Mistaken identity? Visual similarities of marine debris to natural prey items of sea turtles
1 School of Biological Sciences, University of Queensland, St. Lucia, Australia
2 Wealth from Oceans Flagship Marine and Atmospheric Research, Commonwealth Scientific and Industrial Research Organization, Hobart, Australia
3 Moreton Bay Research Station, University of Queensland, Dunwich, Australia
4 Queensland Brain Institute, University of Queensland, St. Lucia, Australia
BMC Ecology 2014, 14:14 doi:10.1186/1472-6785-14-14Published: 9 May 2014
There are two predominant hypotheses as to why animals ingest plastic: 1) they are opportunistic feeders, eating plastic when they encounter it, and 2) they eat plastic because it resembles prey items. To assess which hypothesis is most likely, we created a model sea turtle visual system and used it to analyse debris samples from beach surveys and from necropsied turtles. We investigated colour, contrast, and luminance of the debris items as they would appear to the turtle. We also incorporated measures of texture and translucency to determine which of the two hypotheses is more plausible as a driver of selectivity in green sea turtles.

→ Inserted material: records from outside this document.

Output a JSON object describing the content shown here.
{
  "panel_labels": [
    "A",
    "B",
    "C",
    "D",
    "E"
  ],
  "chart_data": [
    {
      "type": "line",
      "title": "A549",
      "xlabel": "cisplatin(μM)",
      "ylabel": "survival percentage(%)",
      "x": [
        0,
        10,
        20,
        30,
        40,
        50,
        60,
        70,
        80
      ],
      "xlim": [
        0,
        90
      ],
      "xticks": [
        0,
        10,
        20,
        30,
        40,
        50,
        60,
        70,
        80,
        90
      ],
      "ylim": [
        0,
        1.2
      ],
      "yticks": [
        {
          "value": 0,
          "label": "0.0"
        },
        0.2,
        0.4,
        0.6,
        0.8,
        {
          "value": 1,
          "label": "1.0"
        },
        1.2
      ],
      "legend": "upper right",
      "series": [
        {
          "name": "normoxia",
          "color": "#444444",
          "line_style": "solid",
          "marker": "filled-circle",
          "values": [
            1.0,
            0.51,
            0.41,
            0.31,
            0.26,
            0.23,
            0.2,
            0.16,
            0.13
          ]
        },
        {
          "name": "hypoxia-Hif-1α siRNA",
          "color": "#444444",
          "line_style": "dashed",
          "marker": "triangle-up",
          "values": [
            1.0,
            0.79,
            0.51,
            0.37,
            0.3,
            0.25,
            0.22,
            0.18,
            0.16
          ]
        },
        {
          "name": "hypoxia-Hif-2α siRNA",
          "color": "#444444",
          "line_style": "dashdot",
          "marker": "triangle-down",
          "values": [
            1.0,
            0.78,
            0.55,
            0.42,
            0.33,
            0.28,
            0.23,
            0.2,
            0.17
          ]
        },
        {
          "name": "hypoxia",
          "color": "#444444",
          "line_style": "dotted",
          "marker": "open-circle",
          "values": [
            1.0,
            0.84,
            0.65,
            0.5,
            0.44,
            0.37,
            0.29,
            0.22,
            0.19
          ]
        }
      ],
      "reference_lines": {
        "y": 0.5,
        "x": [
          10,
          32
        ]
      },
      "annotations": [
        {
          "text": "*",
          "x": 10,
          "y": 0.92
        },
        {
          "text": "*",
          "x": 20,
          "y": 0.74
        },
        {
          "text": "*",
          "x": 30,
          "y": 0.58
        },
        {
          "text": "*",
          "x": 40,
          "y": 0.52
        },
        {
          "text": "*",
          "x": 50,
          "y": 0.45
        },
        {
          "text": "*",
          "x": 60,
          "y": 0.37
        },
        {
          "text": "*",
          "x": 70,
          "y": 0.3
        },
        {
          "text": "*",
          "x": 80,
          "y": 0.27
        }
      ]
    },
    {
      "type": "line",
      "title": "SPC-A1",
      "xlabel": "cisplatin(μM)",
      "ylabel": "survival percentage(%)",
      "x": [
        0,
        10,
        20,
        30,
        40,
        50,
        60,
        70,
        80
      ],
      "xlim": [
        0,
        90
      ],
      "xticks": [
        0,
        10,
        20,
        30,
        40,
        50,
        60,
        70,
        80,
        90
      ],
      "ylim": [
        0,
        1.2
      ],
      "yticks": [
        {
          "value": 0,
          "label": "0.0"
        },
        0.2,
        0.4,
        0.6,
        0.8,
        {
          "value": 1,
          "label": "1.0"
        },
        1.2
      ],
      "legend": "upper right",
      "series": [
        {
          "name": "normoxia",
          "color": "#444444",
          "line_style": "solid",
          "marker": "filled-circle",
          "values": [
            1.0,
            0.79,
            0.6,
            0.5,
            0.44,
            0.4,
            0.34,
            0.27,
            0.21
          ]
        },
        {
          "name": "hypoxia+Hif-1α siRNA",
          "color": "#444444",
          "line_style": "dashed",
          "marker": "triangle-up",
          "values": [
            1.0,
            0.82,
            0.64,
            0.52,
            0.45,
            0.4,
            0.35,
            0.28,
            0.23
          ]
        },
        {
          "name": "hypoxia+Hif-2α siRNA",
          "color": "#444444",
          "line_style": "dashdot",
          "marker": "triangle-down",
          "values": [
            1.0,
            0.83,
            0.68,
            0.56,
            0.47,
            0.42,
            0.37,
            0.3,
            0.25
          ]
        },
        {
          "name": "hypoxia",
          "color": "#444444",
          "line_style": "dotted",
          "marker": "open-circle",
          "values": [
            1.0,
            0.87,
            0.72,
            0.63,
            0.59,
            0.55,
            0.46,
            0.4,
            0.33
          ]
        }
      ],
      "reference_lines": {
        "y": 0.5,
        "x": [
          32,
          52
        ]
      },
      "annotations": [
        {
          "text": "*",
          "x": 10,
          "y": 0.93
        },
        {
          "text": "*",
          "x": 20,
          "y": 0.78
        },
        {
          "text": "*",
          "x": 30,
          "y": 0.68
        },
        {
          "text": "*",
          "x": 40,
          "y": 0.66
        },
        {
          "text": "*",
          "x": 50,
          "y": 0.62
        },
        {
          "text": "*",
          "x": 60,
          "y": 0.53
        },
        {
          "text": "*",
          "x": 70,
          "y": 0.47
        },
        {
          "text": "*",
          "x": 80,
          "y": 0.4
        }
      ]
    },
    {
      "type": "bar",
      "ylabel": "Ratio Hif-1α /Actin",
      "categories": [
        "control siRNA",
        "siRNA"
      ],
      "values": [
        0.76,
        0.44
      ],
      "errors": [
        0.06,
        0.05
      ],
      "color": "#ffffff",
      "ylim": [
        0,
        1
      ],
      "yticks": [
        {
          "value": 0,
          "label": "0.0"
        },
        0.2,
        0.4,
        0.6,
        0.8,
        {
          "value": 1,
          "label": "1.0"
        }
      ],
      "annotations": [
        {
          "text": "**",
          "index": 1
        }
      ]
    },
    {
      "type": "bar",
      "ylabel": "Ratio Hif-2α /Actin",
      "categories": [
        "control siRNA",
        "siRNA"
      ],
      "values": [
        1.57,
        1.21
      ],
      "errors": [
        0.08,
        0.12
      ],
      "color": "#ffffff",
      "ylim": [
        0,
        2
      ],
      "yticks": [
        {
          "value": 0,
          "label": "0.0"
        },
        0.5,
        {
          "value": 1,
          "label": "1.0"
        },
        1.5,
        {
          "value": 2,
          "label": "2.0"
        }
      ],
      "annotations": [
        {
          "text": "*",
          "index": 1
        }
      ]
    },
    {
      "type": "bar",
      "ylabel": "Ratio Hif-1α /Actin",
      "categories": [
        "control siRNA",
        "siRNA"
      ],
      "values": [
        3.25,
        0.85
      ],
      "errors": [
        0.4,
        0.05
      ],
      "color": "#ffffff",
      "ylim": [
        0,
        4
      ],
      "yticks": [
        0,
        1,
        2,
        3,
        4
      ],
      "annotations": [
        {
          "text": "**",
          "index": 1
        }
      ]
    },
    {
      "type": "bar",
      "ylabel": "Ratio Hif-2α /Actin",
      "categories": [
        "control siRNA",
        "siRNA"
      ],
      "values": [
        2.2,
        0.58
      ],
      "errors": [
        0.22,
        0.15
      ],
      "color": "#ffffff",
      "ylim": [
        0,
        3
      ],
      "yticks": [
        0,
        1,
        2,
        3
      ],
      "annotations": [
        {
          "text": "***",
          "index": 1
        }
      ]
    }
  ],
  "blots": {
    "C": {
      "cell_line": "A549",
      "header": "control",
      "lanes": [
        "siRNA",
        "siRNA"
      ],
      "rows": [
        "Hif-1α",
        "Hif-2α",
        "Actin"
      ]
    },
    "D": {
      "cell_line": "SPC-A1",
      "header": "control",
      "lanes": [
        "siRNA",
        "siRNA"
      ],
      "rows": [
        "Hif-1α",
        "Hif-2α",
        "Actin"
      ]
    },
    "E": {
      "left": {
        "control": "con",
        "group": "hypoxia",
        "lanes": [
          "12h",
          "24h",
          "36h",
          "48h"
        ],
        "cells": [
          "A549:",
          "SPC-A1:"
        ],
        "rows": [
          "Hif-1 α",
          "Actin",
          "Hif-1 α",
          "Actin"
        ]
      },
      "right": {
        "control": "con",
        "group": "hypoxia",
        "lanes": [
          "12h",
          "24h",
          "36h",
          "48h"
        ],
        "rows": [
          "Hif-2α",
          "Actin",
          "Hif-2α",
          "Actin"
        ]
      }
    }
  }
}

Turtles preferred more flexible and translucent items to what was available in the environment, lending support to the hypothesis that they prefer debris that resembles prey, particularly jellyfish. They also ate fewer blue items, suggesting that such items may be less conspicuous against the background of open water where they forage.
Using visual modelling we determined the characteristics that drive ingestion of marine debris by sea turtles, from the point of view of the turtles themselves. This technique can be utilized to determine debris preferences of other visual predators, and help to more effectively focus management or remediation actions.